Film: ** Extra’s: * (Warner Home Entertainment)
Film. Vanaf deze week zetten we geregeld films in het zonnetje die zo slecht zijn dat ze onweerstaanbaar worden (om helemaal eerlijk te zijn: we lanceerden de formule vorige week al clandestien met Pauline & Paulette). Ere wie ere toekomt: het officiële startschot van de guilty pleasure-reeks kan niet anders dan een productie zijn van koning van de rampenfilm Irwin Allen, die voor deze bijzondere gelegenheid ook in de regisseursstoel postvatte. In het meest uitzinnige exemplaar van de catastrofale cyclus waarmee hij de seventies teisterde (en met The Poseidon Adventure en The Towering Inferno als neusje van de zalm), komt de dreiging niet van vuur, vloedgolven, aardbevingen of neerstortende vliegtuigen, maar van Afrikaanse killerbijtjes die het onder meer gemunt hebben op picknickende ouders, kerncentrales, treinen, helikopters en Hollywood has beens (Olivia De Havilland, Ben Johnson, Richard Chamberlain, Lee Grant, Bradford Dillman, Fred MacMurray). De acteurs, een bonte verzameling van (ex)-beroemdheden, debiteren hun dialogen met een air van ‘Ik doe wat contractueel van mij werd gevraagd, maar ze betaalden me net niet genoeg om ook te menen wat ik zeg.’ De grote sterren moeten hoe dan ook snel het onderspit delven voor de naar schatting 22 miljoen kleine ‘bijrolspelers’ die over de hele film uitzwermen en zich van bij de aanhef van de film ook al in de zoemende score van Jerry Goldsmith nestelen.

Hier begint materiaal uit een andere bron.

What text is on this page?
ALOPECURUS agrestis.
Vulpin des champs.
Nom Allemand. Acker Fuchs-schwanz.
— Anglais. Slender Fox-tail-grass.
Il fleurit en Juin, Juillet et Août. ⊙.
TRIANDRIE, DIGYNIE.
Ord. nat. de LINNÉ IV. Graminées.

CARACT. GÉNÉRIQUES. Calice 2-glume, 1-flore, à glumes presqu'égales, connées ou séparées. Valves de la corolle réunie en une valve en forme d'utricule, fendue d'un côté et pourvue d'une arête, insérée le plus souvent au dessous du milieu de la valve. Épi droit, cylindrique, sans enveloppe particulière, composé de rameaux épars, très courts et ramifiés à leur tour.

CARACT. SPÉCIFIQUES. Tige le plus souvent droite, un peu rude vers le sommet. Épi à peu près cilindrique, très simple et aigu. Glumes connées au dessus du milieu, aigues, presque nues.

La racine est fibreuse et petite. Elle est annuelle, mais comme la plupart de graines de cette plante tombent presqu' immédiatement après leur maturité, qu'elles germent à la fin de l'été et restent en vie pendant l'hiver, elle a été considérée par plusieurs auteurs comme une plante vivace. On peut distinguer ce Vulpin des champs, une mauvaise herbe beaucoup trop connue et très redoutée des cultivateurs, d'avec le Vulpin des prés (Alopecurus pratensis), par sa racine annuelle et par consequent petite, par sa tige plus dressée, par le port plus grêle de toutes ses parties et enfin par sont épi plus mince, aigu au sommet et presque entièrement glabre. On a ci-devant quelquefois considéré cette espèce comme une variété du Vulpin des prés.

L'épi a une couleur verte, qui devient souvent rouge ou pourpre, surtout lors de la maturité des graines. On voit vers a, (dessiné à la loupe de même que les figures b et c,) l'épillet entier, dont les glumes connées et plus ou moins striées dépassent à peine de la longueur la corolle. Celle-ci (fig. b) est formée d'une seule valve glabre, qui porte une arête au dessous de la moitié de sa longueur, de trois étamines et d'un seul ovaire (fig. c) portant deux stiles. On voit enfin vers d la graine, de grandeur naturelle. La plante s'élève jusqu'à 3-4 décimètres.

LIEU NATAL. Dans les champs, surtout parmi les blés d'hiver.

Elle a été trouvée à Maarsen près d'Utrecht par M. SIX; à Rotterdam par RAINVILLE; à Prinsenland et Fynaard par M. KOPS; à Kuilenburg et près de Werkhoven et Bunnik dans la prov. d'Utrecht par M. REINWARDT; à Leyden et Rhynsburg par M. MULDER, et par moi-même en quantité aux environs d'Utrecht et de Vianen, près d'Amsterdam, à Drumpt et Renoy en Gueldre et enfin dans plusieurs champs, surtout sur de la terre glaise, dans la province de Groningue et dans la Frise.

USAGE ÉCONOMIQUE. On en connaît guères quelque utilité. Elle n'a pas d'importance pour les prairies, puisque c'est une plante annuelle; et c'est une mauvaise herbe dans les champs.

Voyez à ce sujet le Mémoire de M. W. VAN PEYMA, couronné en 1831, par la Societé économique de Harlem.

Michael Caine speelt een gerespecteerde Engelse entomoloog die wanhopig op zoek gaat naar een manier om de bijenzwerm te neutraliseren alvorens ze Houston van de kaart vegen (helaas liet het productiejaar niet toe om de uitroep ‘Houston, you have a problem’ in het script in te lassen) en kennelijk denkt dat het afblaffen van zijn costerren hem dichter bij zijn doel zal brengen. Richard Widmark is de viersterrengeneraal die de geschiedenis niet wil ingaan als de man die Amerika uitleverde aan de bijen en staat te popelen om het ongedierte met chemische stoffen te bestrijden. Henry Fonda is de immunoloog die het tegengif moet aanmaken en zichzelf als proefkonijn gebruikt, wat fatale gevolgen heeft voor zijn hartslag en zijn rolstoel. Niet echter voordat hij heeft gewaarschuwd dat het bijengif de hoogste toxische concentratie bevat die hij ooit heeft gevonden, ‘even more virulent than the venom of the Australian brown box jellyfish’ (zo de potentiële protagonist van Allens volgende disasterflick suggererend). Maar de beste dialoog is de reactie van de weerbarstige Widmark nadat Caine hem uitlegt dat de bijen razend worden gemaakt door een sonisch alarmsysteem dat ‘een exact duplicaat is van het duet tussen de bijenkoningin en de jonge bijenkoningin die haar domein betwist’. ‘Okay, I’m convinced’, antwoordt Widmark, wat zeker niet door de meeste toeschouwers wordt beaamd.
Om toch geen massaal protest van de inheemse bijen uit te lokken, eindigt dit buitensporig lang bijenfestijn met de politiek correcte geruststelling: ‘Er is geen enkele gelijkenis tussen de Afrikaanse killerbij uit deze film en de naarstige Amerikaanse honigbij die we dankbaar zijn voor het bestuiven van de vitale gewassen die onze natie van voedsel voorzien.’
Extra’s. De korte making of is bijna zo grappig als de film zelf, die niet als sciencefiction wordt bestempeld maar als een realistische waarschuwing tegen een mysterieuze kracht die op ons (de VS dus) komt afgestormd.